Fierce competition and consumers readily embracing new practices and models also pushed Chinese companies to innovate faster and better, according to Chan.
“Consumers in Asia are, on a margin, more experimental when it comes to accepting new features or tolerating constant changes to the user experience,” she said.
Michael Pachter, an analyst who covers Facebook and Snapchat for Los Angeles-based Wedbush Securities, said it makes sense for companies like Facebook and Snapchat to emulate what has worked in China.
“The Chinese aren’t that unique. They are consumers and they respond” to the kind of in-app functionalities WeChat has, Pachter said. “If it works well in China, it should also work elsewhere.”
Besides Facebook and Snapchat, some smaller companies are also learning from Tencent — and they are not hiding it. In 2014, Ted Livingston, CEO of Canadian messaging service provider Kik declared his ambition to make Kik the “WeChat of the West.” Tencent became an investor in Kik the following year.
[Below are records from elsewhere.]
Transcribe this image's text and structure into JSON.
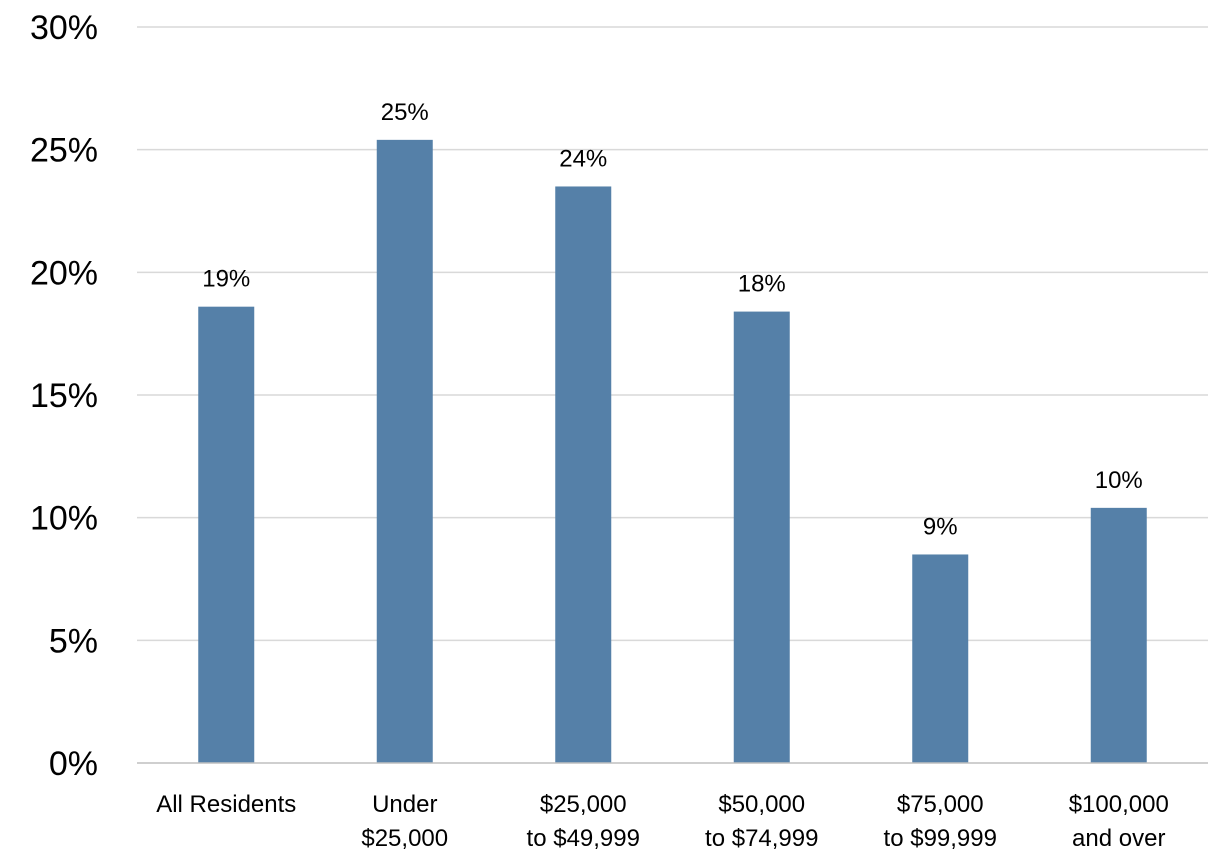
{
  "chart_data": {
    "type": "bar",
    "title": "",
    "xlabel": "",
    "ylabel": "",
    "categories": [
      [
        "All Residents"
      ],
      [
        "Under",
        "$25,000"
      ],
      [
        "$25,000",
        "to $49,999"
      ],
      [
        "$50,000",
        "to $74,999"
      ],
      [
        "$75,000",
        "to $99,999"
      ],
      [
        "$100,000",
        "and over"
      ]
    ],
    "values": [
      18.6,
      25.4,
      23.5,
      18.4,
      8.5,
      10.4
    ],
    "data_labels": [
      "19%",
      "25%",
      "24%",
      "18%",
      "9%",
      "10%"
    ],
    "ylim": [
      0,
      30
    ],
    "yticks": [
      0,
      5,
      10,
      15,
      20,
      25,
      30
    ],
    "ytick_labels": [
      "0%",
      "5%",
      "10%",
      "15%",
      "20%",
      "25%",
      "30%"
    ],
    "grid": true,
    "legend": "none",
    "bar_color": "#5580a8"
  }
}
Analysts warned, however, that Western companies will not be able to simply copy and paste the WeChat model, due to different consumer and regulatory environments.
“If we didn’t have anti-trust rules, I think Facebook would have bought everybody up” and become a super app, Pachter said.
“It’s important for an entrepreneur studying Asia to know which things translate, and which things are very much a function of Chinese or Asian culture,” said Andreessen Horowitz’s Chan.